In their research, the academics found that there were a number of funds that were being sold as actively managed—and charging higher fees—when in fact they were far more similar in their makeup to index funds. Such funds are colloquially known as "closet indexers" or “index huggers.”  If you have money invested in one of these, you are paying retail prices for generic performance. 

Regulators in Europe have recently turned their attention toward index hugger funds, where fund selection is much more limited than in the U.S. In some countries, these funds hold as much as half of the assets available to its nation's investors.

In the U.S, where investors have more choice, the index hugger isn't as insidious a problem. Even so, investors are not immune from the problem. A recent study focusing on "tax-managed" stock funds, for example, concluded that those funds seem to follow simple index-tracking strategies, while charging investors higher fees. Nor did they appreciably save on taxes compared to index funds, which are naturally tax efficient (most index funds only buy and sell when there's a change in the underlying index).

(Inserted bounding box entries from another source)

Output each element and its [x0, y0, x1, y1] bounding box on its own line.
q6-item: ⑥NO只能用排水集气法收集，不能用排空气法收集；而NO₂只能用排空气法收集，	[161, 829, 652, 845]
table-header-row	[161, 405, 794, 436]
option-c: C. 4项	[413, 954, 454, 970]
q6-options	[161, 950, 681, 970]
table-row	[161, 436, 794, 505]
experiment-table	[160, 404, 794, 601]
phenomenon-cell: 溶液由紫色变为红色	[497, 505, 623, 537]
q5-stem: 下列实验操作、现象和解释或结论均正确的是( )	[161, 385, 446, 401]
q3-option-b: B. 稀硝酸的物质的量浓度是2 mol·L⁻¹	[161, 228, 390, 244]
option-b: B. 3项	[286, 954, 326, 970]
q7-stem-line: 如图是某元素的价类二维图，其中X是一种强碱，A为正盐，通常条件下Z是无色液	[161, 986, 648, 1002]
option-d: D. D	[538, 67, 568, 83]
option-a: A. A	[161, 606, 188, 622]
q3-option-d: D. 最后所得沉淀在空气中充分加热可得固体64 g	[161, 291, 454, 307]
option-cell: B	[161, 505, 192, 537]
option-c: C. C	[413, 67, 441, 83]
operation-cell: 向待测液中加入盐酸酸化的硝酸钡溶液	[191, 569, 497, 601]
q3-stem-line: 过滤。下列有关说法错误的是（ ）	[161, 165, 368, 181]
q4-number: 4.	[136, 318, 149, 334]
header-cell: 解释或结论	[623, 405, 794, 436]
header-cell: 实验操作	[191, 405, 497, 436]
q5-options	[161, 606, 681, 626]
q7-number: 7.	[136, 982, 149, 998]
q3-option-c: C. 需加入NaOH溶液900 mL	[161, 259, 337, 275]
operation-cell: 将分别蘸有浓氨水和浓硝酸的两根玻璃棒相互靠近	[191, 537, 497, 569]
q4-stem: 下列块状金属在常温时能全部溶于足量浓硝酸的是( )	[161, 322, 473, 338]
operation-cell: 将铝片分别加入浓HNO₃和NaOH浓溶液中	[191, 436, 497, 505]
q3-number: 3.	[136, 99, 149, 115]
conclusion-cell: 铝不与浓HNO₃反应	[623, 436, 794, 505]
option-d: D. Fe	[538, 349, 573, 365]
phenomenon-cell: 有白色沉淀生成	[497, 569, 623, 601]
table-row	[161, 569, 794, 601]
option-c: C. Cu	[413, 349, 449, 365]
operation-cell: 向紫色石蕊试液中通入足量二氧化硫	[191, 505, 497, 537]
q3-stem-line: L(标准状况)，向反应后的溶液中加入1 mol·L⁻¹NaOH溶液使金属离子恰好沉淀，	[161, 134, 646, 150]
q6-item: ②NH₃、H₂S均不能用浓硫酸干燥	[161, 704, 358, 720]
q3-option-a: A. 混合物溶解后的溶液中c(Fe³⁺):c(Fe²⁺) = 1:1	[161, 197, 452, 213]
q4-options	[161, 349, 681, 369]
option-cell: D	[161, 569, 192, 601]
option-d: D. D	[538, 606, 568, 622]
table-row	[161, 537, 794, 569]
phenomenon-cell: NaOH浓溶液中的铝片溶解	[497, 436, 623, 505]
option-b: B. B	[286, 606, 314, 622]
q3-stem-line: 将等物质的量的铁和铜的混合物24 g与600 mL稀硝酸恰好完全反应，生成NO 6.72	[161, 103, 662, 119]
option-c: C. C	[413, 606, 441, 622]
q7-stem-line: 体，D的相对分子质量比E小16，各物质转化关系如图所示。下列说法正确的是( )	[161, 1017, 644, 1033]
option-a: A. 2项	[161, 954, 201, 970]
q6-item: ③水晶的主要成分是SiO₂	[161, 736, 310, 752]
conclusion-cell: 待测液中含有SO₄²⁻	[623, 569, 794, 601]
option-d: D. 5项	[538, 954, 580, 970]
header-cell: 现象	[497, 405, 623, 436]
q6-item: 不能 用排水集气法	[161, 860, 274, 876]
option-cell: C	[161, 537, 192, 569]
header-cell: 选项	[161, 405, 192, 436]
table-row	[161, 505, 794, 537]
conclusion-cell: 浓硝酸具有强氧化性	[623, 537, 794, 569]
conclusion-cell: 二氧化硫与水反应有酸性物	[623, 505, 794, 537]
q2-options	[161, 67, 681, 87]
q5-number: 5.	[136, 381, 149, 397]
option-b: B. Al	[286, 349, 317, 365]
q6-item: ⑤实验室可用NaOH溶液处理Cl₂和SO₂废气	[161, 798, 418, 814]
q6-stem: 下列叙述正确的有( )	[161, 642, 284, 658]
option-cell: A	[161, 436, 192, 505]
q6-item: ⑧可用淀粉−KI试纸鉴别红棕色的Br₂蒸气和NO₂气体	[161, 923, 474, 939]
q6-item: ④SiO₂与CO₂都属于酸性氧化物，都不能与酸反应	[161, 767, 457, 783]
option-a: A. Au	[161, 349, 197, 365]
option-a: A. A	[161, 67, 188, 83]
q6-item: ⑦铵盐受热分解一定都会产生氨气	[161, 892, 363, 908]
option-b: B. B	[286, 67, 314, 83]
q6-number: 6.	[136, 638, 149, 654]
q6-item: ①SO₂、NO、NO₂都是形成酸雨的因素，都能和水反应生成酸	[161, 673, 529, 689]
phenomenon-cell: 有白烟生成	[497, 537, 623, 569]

How to Test for Index Hugging

Regulators in the U.S. don’t police against the activity, so here the onus is on you to do your homework to see if you have an index hugger in your portfolio. When considering a fund as an investment, look at the R-squared, which shows how much of a fund's performance is explained by it's similarity to an index. For an index fund, like the Vanguard 500 index fund, the R-squared score is 1.00, or perfect. The closer the score is to 1.00, the more of an "index hugger" it is. Although there's no definitive R-squared score that makes a fund a closet indexer, anything above 0.90 should raise eyebrows and lead you to consider switching to an index fund instead of paying the fees.